When you share a URL on Facebook, Facebook will scrape the page to find the Open Graph data embedded in the page.
Facebook also provides a tool called the Open Graph Object Debugger to help you debug errors found in the page. This can be rally useful if, for instance, your tags are not well-formed, or there are problems with the images or videos that are on the page being shared.
Sometimes, unfortunately, you get a dreaded “Critical Errors That Must Be Fixed – Error Linting URL” as shown below.
Unfortunately, this doesn’t tell you a lot about the cause of the error. I was trying to have an image display using the og:image tag. I had been able to successful share pages that had images that were in my Rails asset directory, but this particular page used an image that was hosted on Rackspace Cloud Files.
To try and diagnose whether there was a problem with the image (e.g. corrupt file, invalid size for Facebook, etc) I downloaded the image and stored it in my Rails assets. Everything worked fine. No errors from the Facebook URL Linter. The problem must have something to do with the storage on Rackspace. But browsing to the image on Rackspace worked fine as well. The image displayed fine in the browser and was publicly accessible.
Why wasn’t the Facebook URL Linter able to parse it?
Well when you store files with Rackspace Cloud Files, you get a pretty hideous URL, like
A URL is a URL right? Well yes and no. I think the Facebook URL Linter finds this to be a pretty suspect URL and considers it spammy. So I needed to make the URL a little more “friendly” to a spam filter.

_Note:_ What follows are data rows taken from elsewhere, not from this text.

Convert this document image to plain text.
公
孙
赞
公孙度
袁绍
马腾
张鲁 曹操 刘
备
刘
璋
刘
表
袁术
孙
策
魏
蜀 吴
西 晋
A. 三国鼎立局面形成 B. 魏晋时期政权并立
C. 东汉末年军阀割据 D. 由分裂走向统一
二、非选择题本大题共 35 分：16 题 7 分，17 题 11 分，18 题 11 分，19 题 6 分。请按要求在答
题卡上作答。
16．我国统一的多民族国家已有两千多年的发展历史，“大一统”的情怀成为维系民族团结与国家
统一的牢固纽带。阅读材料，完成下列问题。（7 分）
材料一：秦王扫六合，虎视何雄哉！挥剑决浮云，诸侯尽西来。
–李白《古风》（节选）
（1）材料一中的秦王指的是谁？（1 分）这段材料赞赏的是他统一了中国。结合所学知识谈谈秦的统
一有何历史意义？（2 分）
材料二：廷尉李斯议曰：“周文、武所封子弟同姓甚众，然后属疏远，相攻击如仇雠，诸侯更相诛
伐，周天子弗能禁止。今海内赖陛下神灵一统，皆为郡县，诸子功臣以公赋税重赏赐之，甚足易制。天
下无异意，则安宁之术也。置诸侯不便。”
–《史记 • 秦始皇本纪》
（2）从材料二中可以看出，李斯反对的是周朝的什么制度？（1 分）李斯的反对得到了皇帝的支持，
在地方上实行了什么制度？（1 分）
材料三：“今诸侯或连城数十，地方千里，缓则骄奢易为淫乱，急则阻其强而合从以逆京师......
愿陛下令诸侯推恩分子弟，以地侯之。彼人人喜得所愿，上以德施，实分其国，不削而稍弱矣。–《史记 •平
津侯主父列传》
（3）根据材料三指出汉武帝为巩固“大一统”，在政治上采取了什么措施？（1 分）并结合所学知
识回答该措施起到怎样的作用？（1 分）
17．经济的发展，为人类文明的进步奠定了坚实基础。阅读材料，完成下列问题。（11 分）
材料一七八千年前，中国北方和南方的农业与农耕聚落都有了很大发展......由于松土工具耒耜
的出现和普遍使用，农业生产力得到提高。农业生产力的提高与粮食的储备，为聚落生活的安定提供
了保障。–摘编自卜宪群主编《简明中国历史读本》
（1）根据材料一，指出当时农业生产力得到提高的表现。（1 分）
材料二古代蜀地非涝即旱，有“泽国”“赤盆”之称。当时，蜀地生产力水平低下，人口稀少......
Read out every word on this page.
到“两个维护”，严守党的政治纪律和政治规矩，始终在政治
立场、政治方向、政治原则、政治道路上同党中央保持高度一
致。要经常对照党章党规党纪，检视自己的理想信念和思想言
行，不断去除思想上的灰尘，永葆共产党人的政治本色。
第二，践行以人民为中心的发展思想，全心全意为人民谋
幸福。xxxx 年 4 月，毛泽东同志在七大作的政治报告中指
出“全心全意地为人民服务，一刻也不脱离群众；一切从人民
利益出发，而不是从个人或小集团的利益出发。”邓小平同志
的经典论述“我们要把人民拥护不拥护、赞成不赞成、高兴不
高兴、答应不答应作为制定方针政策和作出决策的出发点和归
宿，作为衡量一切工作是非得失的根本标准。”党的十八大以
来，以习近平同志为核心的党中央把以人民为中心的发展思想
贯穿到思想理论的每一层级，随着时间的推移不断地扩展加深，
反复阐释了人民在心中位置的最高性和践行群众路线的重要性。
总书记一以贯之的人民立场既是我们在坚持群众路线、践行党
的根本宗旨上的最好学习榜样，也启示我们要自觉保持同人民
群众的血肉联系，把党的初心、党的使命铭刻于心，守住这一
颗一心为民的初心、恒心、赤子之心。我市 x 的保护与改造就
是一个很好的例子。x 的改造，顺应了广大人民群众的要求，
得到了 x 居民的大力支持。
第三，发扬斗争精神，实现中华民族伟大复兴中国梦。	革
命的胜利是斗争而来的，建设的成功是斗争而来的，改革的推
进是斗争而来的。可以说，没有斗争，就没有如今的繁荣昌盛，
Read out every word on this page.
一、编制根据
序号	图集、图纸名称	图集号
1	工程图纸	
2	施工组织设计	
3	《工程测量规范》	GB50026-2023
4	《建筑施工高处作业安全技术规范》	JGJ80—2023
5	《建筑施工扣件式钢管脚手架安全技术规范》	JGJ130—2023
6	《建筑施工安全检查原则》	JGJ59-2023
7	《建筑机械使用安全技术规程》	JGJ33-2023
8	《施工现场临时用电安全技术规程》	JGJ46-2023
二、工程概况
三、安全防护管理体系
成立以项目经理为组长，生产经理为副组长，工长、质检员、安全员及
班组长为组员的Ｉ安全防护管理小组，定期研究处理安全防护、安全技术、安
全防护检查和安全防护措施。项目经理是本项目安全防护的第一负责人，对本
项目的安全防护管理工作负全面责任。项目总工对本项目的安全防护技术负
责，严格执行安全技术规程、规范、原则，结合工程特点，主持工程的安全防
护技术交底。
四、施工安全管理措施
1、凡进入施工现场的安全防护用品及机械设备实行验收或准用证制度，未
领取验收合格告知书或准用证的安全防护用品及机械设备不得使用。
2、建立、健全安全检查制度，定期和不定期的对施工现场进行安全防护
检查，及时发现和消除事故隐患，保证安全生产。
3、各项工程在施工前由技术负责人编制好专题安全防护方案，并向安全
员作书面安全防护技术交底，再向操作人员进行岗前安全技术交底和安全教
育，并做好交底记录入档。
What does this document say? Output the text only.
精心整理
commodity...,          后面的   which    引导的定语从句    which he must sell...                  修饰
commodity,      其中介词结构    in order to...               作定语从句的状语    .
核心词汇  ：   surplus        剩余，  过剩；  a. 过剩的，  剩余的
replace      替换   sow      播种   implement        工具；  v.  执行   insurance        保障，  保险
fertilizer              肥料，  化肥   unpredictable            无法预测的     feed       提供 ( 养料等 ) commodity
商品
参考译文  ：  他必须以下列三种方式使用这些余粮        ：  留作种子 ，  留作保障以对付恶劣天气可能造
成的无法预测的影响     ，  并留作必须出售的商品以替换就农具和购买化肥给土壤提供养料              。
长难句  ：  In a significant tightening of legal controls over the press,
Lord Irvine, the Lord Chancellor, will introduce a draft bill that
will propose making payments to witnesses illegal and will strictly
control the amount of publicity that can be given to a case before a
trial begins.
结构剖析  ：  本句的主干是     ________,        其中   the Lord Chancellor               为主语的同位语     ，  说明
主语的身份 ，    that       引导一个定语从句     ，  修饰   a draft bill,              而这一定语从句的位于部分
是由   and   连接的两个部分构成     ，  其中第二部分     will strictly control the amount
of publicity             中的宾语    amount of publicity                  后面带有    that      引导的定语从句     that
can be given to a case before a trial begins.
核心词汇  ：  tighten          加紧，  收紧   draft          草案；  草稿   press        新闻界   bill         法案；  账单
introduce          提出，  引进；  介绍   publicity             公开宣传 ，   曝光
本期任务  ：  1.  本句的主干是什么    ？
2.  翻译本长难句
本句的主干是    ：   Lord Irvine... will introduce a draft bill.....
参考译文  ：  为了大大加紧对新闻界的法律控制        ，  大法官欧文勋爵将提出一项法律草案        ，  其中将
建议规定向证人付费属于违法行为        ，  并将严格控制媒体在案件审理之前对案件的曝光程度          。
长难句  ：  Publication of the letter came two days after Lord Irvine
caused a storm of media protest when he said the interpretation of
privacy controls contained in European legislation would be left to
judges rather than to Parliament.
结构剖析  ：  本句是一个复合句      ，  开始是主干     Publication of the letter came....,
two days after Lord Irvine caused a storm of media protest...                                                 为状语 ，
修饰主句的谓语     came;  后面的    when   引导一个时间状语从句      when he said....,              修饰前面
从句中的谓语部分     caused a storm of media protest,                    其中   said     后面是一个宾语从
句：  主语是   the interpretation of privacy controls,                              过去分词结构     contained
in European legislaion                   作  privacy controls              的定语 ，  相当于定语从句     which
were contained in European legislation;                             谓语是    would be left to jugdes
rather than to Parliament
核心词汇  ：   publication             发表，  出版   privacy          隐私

The answer was to use a CNAME to map a more readable URL to the Rackspace URL.
My client’s site is hosted on GoDaddy, so that meant going into their DNS settings and adding a CNAME record to point to the Rackspace URL. I picked something meaningful like “images”. So now my og:image tag could change from
<meta property="og:image" content="http://12345678901234567890-12345678901234567890123456789012.r12.cf3.rackcdn.com/some_image.png">
<meta property="og:image" content="http://images.mydomain.com/some_image.png">
In hindsight, the CNAME is a good idea on its own. Sure it might be an extra hop to get the image, but having a more logical URL makes a lot of sense, and it also makes in easier to change where your images are stored.